Questions Cloud Safety Findings for Proposed Zimmer Spinal Implant
The Food and Drug Administration is questioning whether Zimmer Holdings Inc. improperly paid doctors and hospitals in order to influence clinical trial results for the company’s proposed spinal implant.
Zimmer has asked the FDA to approve its titanium Dynesys implant, a first-of-its-kind medical device designed to re-stabilize the spine. An FDA advisory panel is set this week to consider whether to recommend approval of the Zimmer device, a decision that will be based at least in part on a clinical trial which found the Dynesys implant is more effective than the company’s older spinal implant, called Silhouette.

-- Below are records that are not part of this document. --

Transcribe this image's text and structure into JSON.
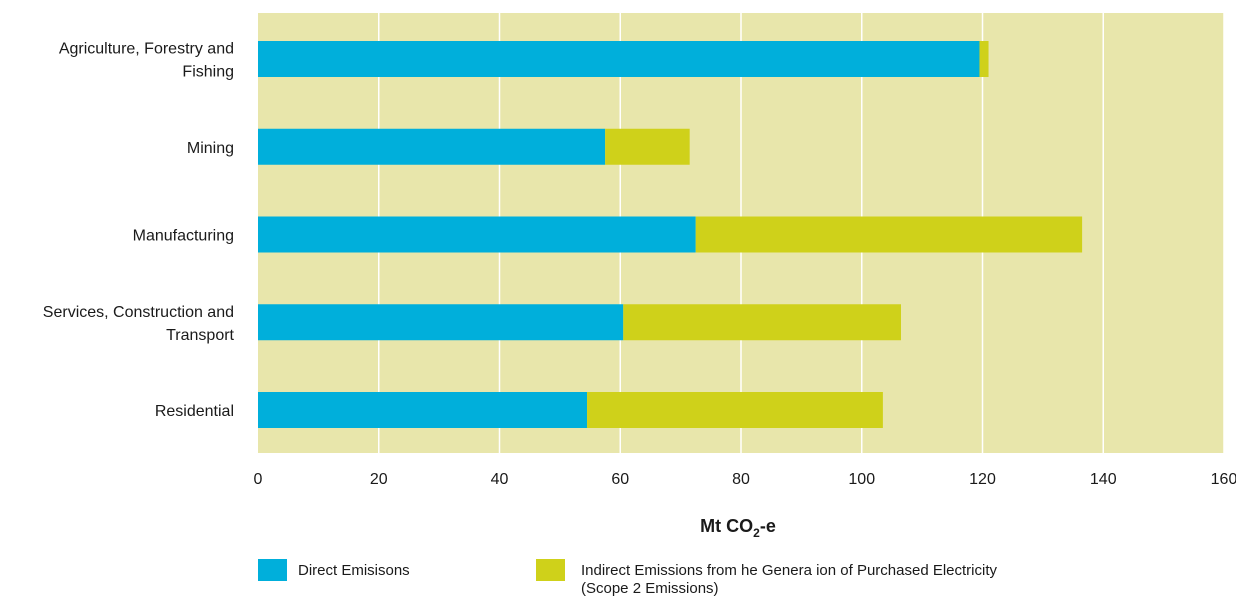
{
  "colors": {
    "plot_background": "#e8e6ab",
    "gridline": "#ffffff",
    "direct": "#00afdb",
    "indirect": "#cfd11a"
  },
  "chart_data": {
    "type": "bar",
    "orientation": "horizontal",
    "stacked": true,
    "title": "",
    "xlabel": {
      "main": "Mt CO",
      "subscript": "2",
      "suffix": "-e"
    },
    "ylabel": "",
    "xlim": [
      0,
      160
    ],
    "x_ticks": [
      0,
      20,
      40,
      60,
      80,
      100,
      120,
      140,
      160
    ],
    "grid": "vertical",
    "legend_position": "bottom",
    "categories": [
      [
        "Agriculture, Forestry and",
        "Fishing"
      ],
      [
        "Mining"
      ],
      [
        "Manufacturing"
      ],
      [
        "Services, Construction and",
        "Transport"
      ],
      [
        "Residential"
      ]
    ],
    "series": [
      {
        "name": "Direct Emisisons",
        "color_key": "direct",
        "values": [
          119.5,
          57.5,
          72.5,
          60.5,
          54.5
        ]
      },
      {
        "name": [
          "Indirect Emissions from  he Genera ion of Purchased Electricity",
          "(Scope 2 Emissions)"
        ],
        "color_key": "indirect",
        "values": [
          1.5,
          14,
          64,
          46,
          49
        ]
      }
    ]
  }
}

But now, the FDA says it has questions about those clinical trial findings and whether Zimmer shelled out cash to physicians conducting the trial and others involved in order to encourage them to reach positive results.
Doctor and Hospital Bias a Concern
Among the FDA’s concerns are that most patients who took part in the trial were treated by surgeons who were paid for consulting work with Zimmer. Also, more than half of the patients were treated at hospitals that received more than $100,000 in compensation from the medical device maker, the agency said.
“Therefore, there is only a trend which suggests the possibility of bias from compensation,” the FDA said, according to an Associated Press report.
The FDA’s advisory panel of medical experts will be asked to give a recommendation on whether the Zimmer spinal implant is safe. The panel also will be asked whether more clinical trial data is needed.
The FDA is not required to follow the recommendations of its advisory panels, but in most cases, it does.